Wavelength is directly related to the energy of the light; shorter wavelengths have higher energy and tend to interact more strongly with materials, causing different patterns. In single-slit diffraction, the wavelength determines the spacing and position of the diffraction fringes. The variation in wavelength changes how the light bends and where the dark and bright fringes are located.
Central Maximum
In single-slit diffraction, the central maximum is the brightest part of the diffraction pattern observed on a screen. It is located directly opposite the light source's entry point into the slit. The central maximum stands out due to its intensity compared to adjacent maxima, making it the most noticeable feature.
The central maximum occurs because light wavefronts from different points across the slit aperture converge in-phase at this particular point on the screen. As a result, their amplitudes add constructively, leading to significant light intensity.
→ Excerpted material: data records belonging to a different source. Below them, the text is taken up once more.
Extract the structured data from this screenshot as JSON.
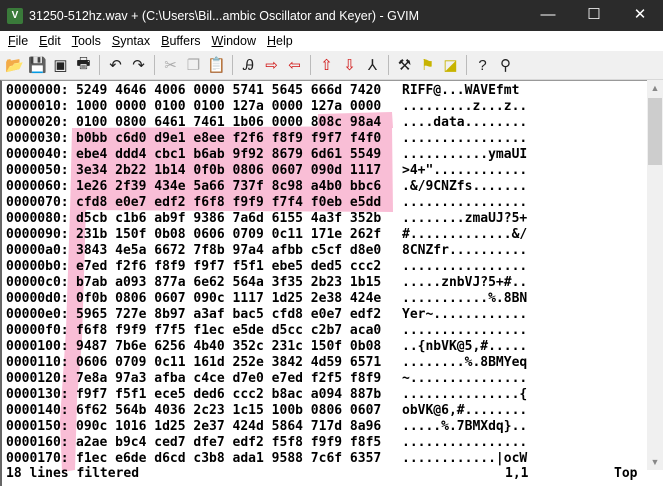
{
  "title": "31250-512hz.wav + (C:\\Users\\Bil...ambic Oscillator and Keyer) - GVIM",
  "window_controls": {
    "minimize": "—",
    "maximize": "☐",
    "close": "✕"
  },
  "menu": [
    {
      "u": "F",
      "rest": "ile"
    },
    {
      "u": "E",
      "rest": "dit"
    },
    {
      "u": "T",
      "rest": "ools"
    },
    {
      "u": "S",
      "rest": "yntax"
    },
    {
      "u": "B",
      "rest": "uffers"
    },
    {
      "u": "W",
      "rest": "indow"
    },
    {
      "u": "H",
      "rest": "elp"
    }
  ],
  "toolbar": [
    [
      "open-icon",
      "save-icon",
      "save-all-icon",
      "print-icon"
    ],
    [
      "undo-icon",
      "redo-icon"
    ],
    [
      "cut-icon",
      "copy-icon",
      "paste-icon"
    ],
    [
      "replace-icon",
      "find-next-icon",
      "find-prev-icon"
    ],
    [
      "load-session-icon",
      "save-session-icon",
      "run-script-icon"
    ],
    [
      "make-icon",
      "build-tags-icon",
      "jump-tag-icon"
    ],
    [
      "help-icon",
      "find-help-icon"
    ]
  ],
  "highlight_color": "#f7a8c8",
  "rows": [
    {
      "addr": "0000000:",
      "hex": "5249 4646 4006 0000 5741 5645 666d 7420",
      "ascii": "RIFF@...WAVEfmt "
    },
    {
      "addr": "0000010:",
      "hex": "1000 0000 0100 0100 127a 0000 127a 0000",
      "ascii": ".........z...z.."
    },
    {
      "addr": "0000020:",
      "hex": "0100 0800 6461 7461 1b06 0000 808c 98a4",
      "ascii": "....data........"
    },
    {
      "addr": "0000030:",
      "hex": "b0bb c6d0 d9e1 e8ee f2f6 f8f9 f9f7 f4f0",
      "ascii": "................"
    },
    {
      "addr": "0000040:",
      "hex": "ebe4 ddd4 cbc1 b6ab 9f92 8679 6d61 5549",
      "ascii": "...........ymaUI"
    },
    {
      "addr": "0000050:",
      "hex": "3e34 2b22 1b14 0f0b 0806 0607 090d 1117",
      "ascii": ">4+\"............"
    },
    {
      "addr": "0000060:",
      "hex": "1e26 2f39 434e 5a66 737f 8c98 a4b0 bbc6",
      "ascii": ".&/9CNZfs......."
    },
    {
      "addr": "0000070:",
      "hex": "cfd8 e0e7 edf2 f6f8 f9f9 f7f4 f0eb e5dd",
      "ascii": "................"
    },
    {
      "addr": "0000080:",
      "hex": "d5cb c1b6 ab9f 9386 7a6d 6155 4a3f 352b",
      "ascii": "........zmaUJ?5+"
    },
    {
      "addr": "0000090:",
      "hex": "231b 150f 0b08 0606 0709 0c11 171e 262f",
      "ascii": "#.............&/"
    },
    {
      "addr": "00000a0:",
      "hex": "3843 4e5a 6672 7f8b 97a4 afbb c5cf d8e0",
      "ascii": "8CNZfr.........."
    },
    {
      "addr": "00000b0:",
      "hex": "e7ed f2f6 f8f9 f9f7 f5f1 ebe5 ded5 ccc2",
      "ascii": "................"
    },
    {
      "addr": "00000c0:",
      "hex": "b7ab a093 877a 6e62 564a 3f35 2b23 1b15",
      "ascii": ".....znbVJ?5+#.."
    },
    {
      "addr": "00000d0:",
      "hex": "0f0b 0806 0607 090c 1117 1d25 2e38 424e",
      "ascii": "...........%.8BN"
    },
    {
      "addr": "00000e0:",
      "hex": "5965 727e 8b97 a3af bac5 cfd8 e0e7 edf2",
      "ascii": "Yer~............"
    },
    {
      "addr": "00000f0:",
      "hex": "f6f8 f9f9 f7f5 f1ec e5de d5cc c2b7 aca0",
      "ascii": "................"
    },
    {
      "addr": "0000100:",
      "hex": "9487 7b6e 6256 4b40 352c 231c 150f 0b08",
      "ascii": "..{nbVK@5,#....."
    },
    {
      "addr": "0000110:",
      "hex": "0606 0709 0c11 161d 252e 3842 4d59 6571",
      "ascii": "........%.8BMYeq"
    },
    {
      "addr": "0000120:",
      "hex": "7e8a 97a3 afba c4ce d7e0 e7ed f2f5 f8f9",
      "ascii": "~..............."
    },
    {
      "addr": "0000130:",
      "hex": "f9f7 f5f1 ece5 ded6 ccc2 b8ac a094 887b",
      "ascii": "...............{"
    },
    {
      "addr": "0000140:",
      "hex": "6f62 564b 4036 2c23 1c15 100b 0806 0607",
      "ascii": "obVK@6,#........"
    },
    {
      "addr": "0000150:",
      "hex": "090c 1016 1d25 2e37 424d 5864 717d 8a96",
      "ascii": ".....%.7BMXdq}.."
    },
    {
      "addr": "0000160:",
      "hex": "a2ae b9c4 ced7 dfe7 edf2 f5f8 f9f9 f8f5",
      "ascii": "................"
    },
    {
      "addr": "0000170:",
      "hex": "f1ec e6de d6cd c3b8 ada1 9588 7c6f 6357",
      "ascii": "............|ocW"
    }
  ],
  "status": {
    "message": "18 lines filtered",
    "position": "1,1",
    "scroll": "Top"
  }
}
The broadness of the central maximum depends on factors like the light's wavelength and the slit width. A smaller slit or a longer wavelength results in a wider central maximum. Understanding the central maximum is essential when calculating distances to dark fringes, as it serves as the reference point.
Screen Distance
Screen distance, represented by the variable \( L \) in our calculations, is the straight-line distance from the slit to the screen where the diffraction pattern is observed. In this particular exercise, the screen distance is 3.50 meters. This value plays a critical role in determining the scale of the diffraction pattern.A larger screen distance generally results in more widely spaced fringes, making the pattern easier to measure and observe. When dealing with small angles, the relation \( y = L \theta \), where \( y \) is the linear distance from the central maximum to a fringe, allows us to convert angular movement into linear distance on the screen. This makes calculations more practical, as we often measure results like the fringe spacing in meters or centimeters.
Dark Fringes
Dark fringes are the darker spots on a diffraction pattern where light waves cancel each other out, resulting in minimal or no light intensity. These fringes occur due to destructive interference, where wavefronts from different parts of the slit arrive out of phase.The position of dark fringes is determined using the equation \( a \sin \theta = m \lambda \), where \( a \) is the slit width, \( \theta \) is the diffraction angle, \( m \) is the fringe order (not equal to zero), and \( \lambda \) is the wavelength. For the first dark fringe, \( m = \pm 1 \).In practice, we calculate the angle \( \theta \) for the first order \( m \) and use the small-angle approximation to find the distance from the central maximum to the dark fringe, \( y = L \theta \). This process demonstrates the predictable nature of wave diffraction patterns, ensuring precise calculation of fringe positions.